Continua carsica la discussione sullo status dell’impresa sociale. L’ultima occasione è stata fornita dalla
presentazione di una proposta emendativa della legge che regolamenta la
materia, il decreto 155 del 2006. La norma non è passata e forse è una fortuna.
Ci sarà più tempo a disposizione per trattarne meglio i diversi profili che non
convincono.
Primo punto: con l’emendamento si prevede che tutti i
soggetti nonprofit che svolgono “attività economica organizzata” assumano automaticamente la qualifica di impresa
sociale (con tutto ciò che ne deriva, inclusa la possibilità di distribuzione
limitata degli utili). Non ha senso. Ricordiamoci che la teoria economica spiega
l’esistenza delle organizzazioni senza scopo di lucro anche grazie al
cosiddetto non distribution constraint,
che abbassa le asimmetrie informative e genera fiducia. Non è tutto, ma non è
giusto annullarlo a prescindere. E non sarebbe un bel segnale di attenzione
costringere le “nonprofit pure” ad una corsa a cambiare lo statuto per ribadire
la propria diversità.
Un secondo cruciale punto riguarda gli ambiti di attività,
che vengono estesi rispetto alla norma originaria. Questa, di fatto, definisce oggi
l’intero perimetro del welfare, dell’istruzione, formazione e ricerca,
dell’ambiente, della cultura. E’ molto ampio, forse troppo, ma insieme poco
adatto a cogliere le frontiere dell’innovazione sociale, che riguardano più
spesso specifici target di mercato, modelli di produzione, processi e
organizzazione del lavoro, più che predefiniti settori. L’emendamento proposto
non affronta questa fondamentale questione ma si limita ad aggiungerne alcune eventuali
declinazioni, come il social housing, il microcredito, il commercio equo e
solidale, l’intermediazione della forza lavoro svantaggiata. Un approccio che
non paga mai: inseguire l’innovazione sul piano delle sua fenomenologia è
fatica di Sisifo. Meglio ragionare di processi e modelli.

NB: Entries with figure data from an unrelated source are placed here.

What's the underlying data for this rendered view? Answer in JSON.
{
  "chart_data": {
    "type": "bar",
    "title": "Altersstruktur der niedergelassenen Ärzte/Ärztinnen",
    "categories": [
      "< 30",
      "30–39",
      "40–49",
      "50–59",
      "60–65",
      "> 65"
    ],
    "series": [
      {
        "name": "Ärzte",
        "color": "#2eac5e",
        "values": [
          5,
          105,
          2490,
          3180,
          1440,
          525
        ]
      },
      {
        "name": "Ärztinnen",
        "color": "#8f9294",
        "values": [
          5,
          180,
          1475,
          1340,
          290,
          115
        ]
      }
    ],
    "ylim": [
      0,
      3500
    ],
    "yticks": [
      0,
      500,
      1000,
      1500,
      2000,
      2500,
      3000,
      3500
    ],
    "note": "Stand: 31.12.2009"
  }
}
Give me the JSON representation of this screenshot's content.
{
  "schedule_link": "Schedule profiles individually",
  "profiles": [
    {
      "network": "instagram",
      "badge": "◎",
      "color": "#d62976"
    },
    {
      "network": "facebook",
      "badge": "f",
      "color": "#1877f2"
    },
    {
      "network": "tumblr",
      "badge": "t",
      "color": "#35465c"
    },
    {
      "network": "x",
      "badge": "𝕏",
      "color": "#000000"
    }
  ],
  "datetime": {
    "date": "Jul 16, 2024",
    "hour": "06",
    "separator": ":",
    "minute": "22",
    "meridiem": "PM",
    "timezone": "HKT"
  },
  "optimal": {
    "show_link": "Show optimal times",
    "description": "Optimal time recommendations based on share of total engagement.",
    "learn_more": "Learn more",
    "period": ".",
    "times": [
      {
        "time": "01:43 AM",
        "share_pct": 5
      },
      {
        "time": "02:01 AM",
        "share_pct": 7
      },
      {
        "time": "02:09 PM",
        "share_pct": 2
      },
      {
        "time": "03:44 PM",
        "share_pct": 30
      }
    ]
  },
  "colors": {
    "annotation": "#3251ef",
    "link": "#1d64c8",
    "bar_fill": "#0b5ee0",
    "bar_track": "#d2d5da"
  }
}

Vi sono poi almeno tre rilevanti vulnus della norma in vigore che la proposta emendativa non
affronta.
Il primo riguarda l’inserimento dei lavoratori svantaggiati
e le relative categorie, rimaste intonse rispetto alle previsioni di legge.
Andrebbero invece inserite nella norma almeno una parte delle altre otto
categorie sociali che pure il regolamento comunitario preso a riferimento (CE
2202/2002) considera tra quelle che hanno «difficoltà ad entrare, senza
assistenza, nel mercato del lavoro»: dai migranti alle persone adulte che
vivono sole con figli a carico, dagli over-50 disoccupati alle donne che vivono
nelle aree a forte disoccupazione femminile. L’Italia ha i peggiori indicatori
d’Europa (o quasi) proprio rispetto a questi gruppi sociali.
Vi è poi la decisione (svista?) di
lasciare raddoppiati i limiti patrimoniali per la responsabilità limitata (venti
mila euro) rispetto a quanto previsto dal Codice Civile, penalizzando così le
imprese sociali rispetto a quelle di capitali (a cui ne bastano dieci).
Il terzo grave vulnus non affrontato concerne il
coinvolgimento dei lavoratori e dei destinatari delle attività. Resterebbe così
inattuata, infatti, la previsione della legge delega (118/2005) che chiedeva di
prevedere «forme di partecipazione nell'impresa anche per i diversi prestatori
d'opera e per i destinatari delle attività». Certamente la semplice
informazione non può essere considerata tale.
Insomma: la legge sull’impresa sociale merita un profondo
lavoro di revisione. Affrontare con coraggio il tema della distribuzione
“ragionevole” degli utili, stabilita nell’emendamento secondo criteri analoghi
a quelli previsti a validi oggi per le cooperative, è un passo importante per
andare incontro alle esigenze di efficienza finanziaria e capacità
d’investimento delle imprese sociali. Ma non basta. Serve affrontare insieme
gli altri aspetti definitori e qualificanti, pena l’incremento della confusione
normativa, dei pregiudizi conservatori, dell’opportunismo di pochi furbi. Ne va
del futuro dell’innovazione sociale in Italia.